There were 30 chefs working in the kitchen, almost all between age 25 and 35, each one intent on learning from the master so he could launch his own restaurant. Mr. Trotter was not an easy taskmaster. When the chefs finished their cooking late on a Saturday night when a young man would like to get out, they then spent two hours cleaning their stoves. I'm sure it would be cheaper to hire help for that drudgery, but the lesson imparted about the importance of scouring away all aromas of past dishes was clear. From the intensity in the room, it was obvious that famous chefs of the new century were going to emerge from this group, as has happened.

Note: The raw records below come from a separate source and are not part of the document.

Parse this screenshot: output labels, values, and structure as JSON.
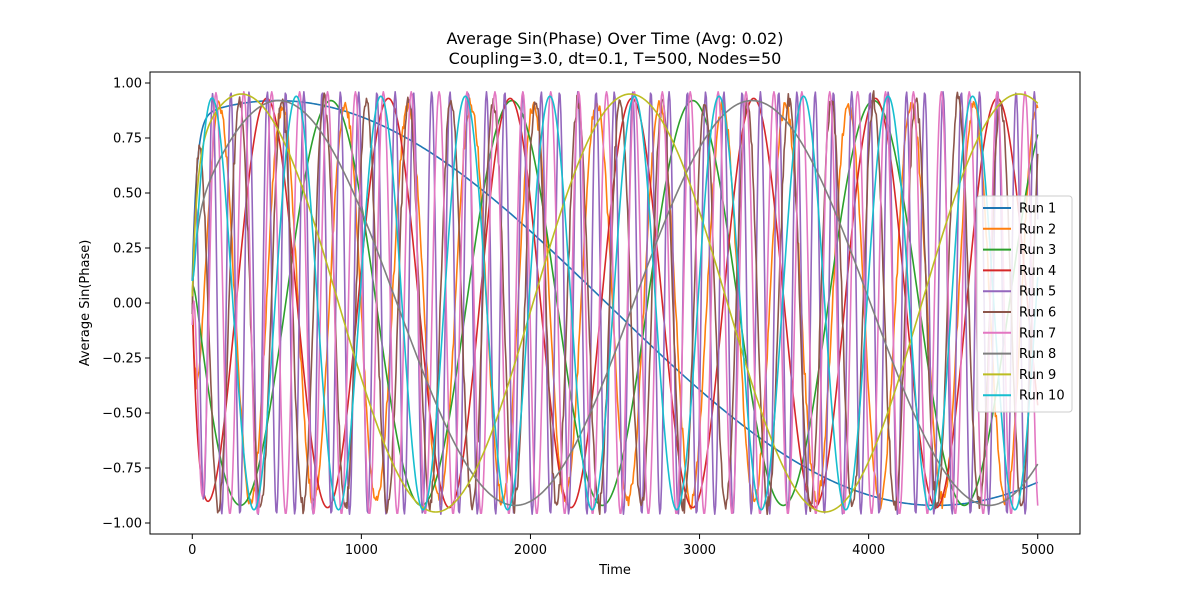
{
  "chart_data": {
    "type": "line",
    "title": "Average Sin(Phase) Over Time (Avg: 0.02)",
    "subtitle": "Coupling=3.0, dt=0.1, T=500, Nodes=50",
    "xlabel": "Time",
    "ylabel": "Average Sin(Phase)",
    "xlim": [
      -250,
      5250
    ],
    "ylim": [
      -1.05,
      1.05
    ],
    "x_ticks": [
      0,
      1000,
      2000,
      3000,
      4000,
      5000
    ],
    "x_tick_labels": [
      "0",
      "1000",
      "2000",
      "3000",
      "4000",
      "5000"
    ],
    "y_ticks": [
      1.0,
      0.75,
      0.5,
      0.25,
      0.0,
      -0.25,
      -0.5,
      -0.75,
      -1.0
    ],
    "y_tick_labels": [
      "1.00",
      "0.75",
      "0.50",
      "0.25",
      "0.00",
      "−0.25",
      "−0.50",
      "−0.75",
      "−1.00"
    ],
    "grid": false,
    "legend_position": "center-right",
    "series": [
      {
        "name": "Run 1",
        "color": "#1f77b4",
        "amplitude": 0.92,
        "period": 7800,
        "peak_time": 500,
        "start_value": 0.1
      },
      {
        "name": "Run 2",
        "color": "#ff7f0e",
        "amplitude": 0.9,
        "period": 372,
        "peak_time": 160,
        "start_value": 0.05,
        "jitter": 0.04
      },
      {
        "name": "Run 3",
        "color": "#2ca02c",
        "amplitude": 0.92,
        "period": 1070,
        "peak_time": 820,
        "start_value": 0.08
      },
      {
        "name": "Run 4",
        "color": "#d62728",
        "amplitude": 0.93,
        "period": 720,
        "peak_time": 1160,
        "start_value": 0.0
      },
      {
        "name": "Run 5",
        "color": "#9467bd",
        "amplitude": 0.96,
        "period": 108,
        "peak_time": 120,
        "start_value": -0.05
      },
      {
        "name": "Run 6",
        "color": "#8c564b",
        "amplitude": 0.92,
        "period": 250,
        "peak_time": 780,
        "start_value": -0.05,
        "jitter": 0.05
      },
      {
        "name": "Run 7",
        "color": "#e377c2",
        "amplitude": 0.96,
        "period": 165,
        "peak_time": 140,
        "start_value": -0.1
      },
      {
        "name": "Run 8",
        "color": "#7f7f7f",
        "amplitude": 0.92,
        "period": 2800,
        "peak_time": 510,
        "start_value": 0.05
      },
      {
        "name": "Run 9",
        "color": "#bcbd22",
        "amplitude": 0.95,
        "period": 2300,
        "peak_time": 290,
        "start_value": 0.03
      },
      {
        "name": "Run 10",
        "color": "#17becf",
        "amplitude": 0.94,
        "period": 500,
        "peak_time": 115,
        "start_value": 0.1
      }
    ],
    "x_start": 0,
    "x_end": 5000
  }
}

Mr. Trotter yelled at one or two of his chefs for mistakes, but my friend across the table had yelled at me a few times in the years I had worked for him. (We didn't, however, invite clients in for ringside seats.) Can anyone perform at that high a level while winning the Mr. Congeniality trophy? Besides, I was so buzzed on the greatest meal of my life that a summary execution or two probably wouldn't have harshed my mellow.

"Alice Waters may have discovered vegetables, but Trotter was the first man I know who cooked them beautifully," said Alan Richman, the longtime restaurant critic for GQ. ...
From an HBD perspective, what was interesting was that, in the year 2000, 29 of the 30 chefs in his kitchen were men. Cuisine at this level is so far outside my field of expertise that I can't begin to speculate upon any specific reasons.

You have the interesting situation in cuisine that the great American innovator the 1970s, Alice Waters, was a woman, but since then the top ranks of achievement continue to be male-dominated. Somebody should make up a list of the male dominated fields where a woman was the most important contributor historically. Film criticism (Pauline Kael) is one obvious one.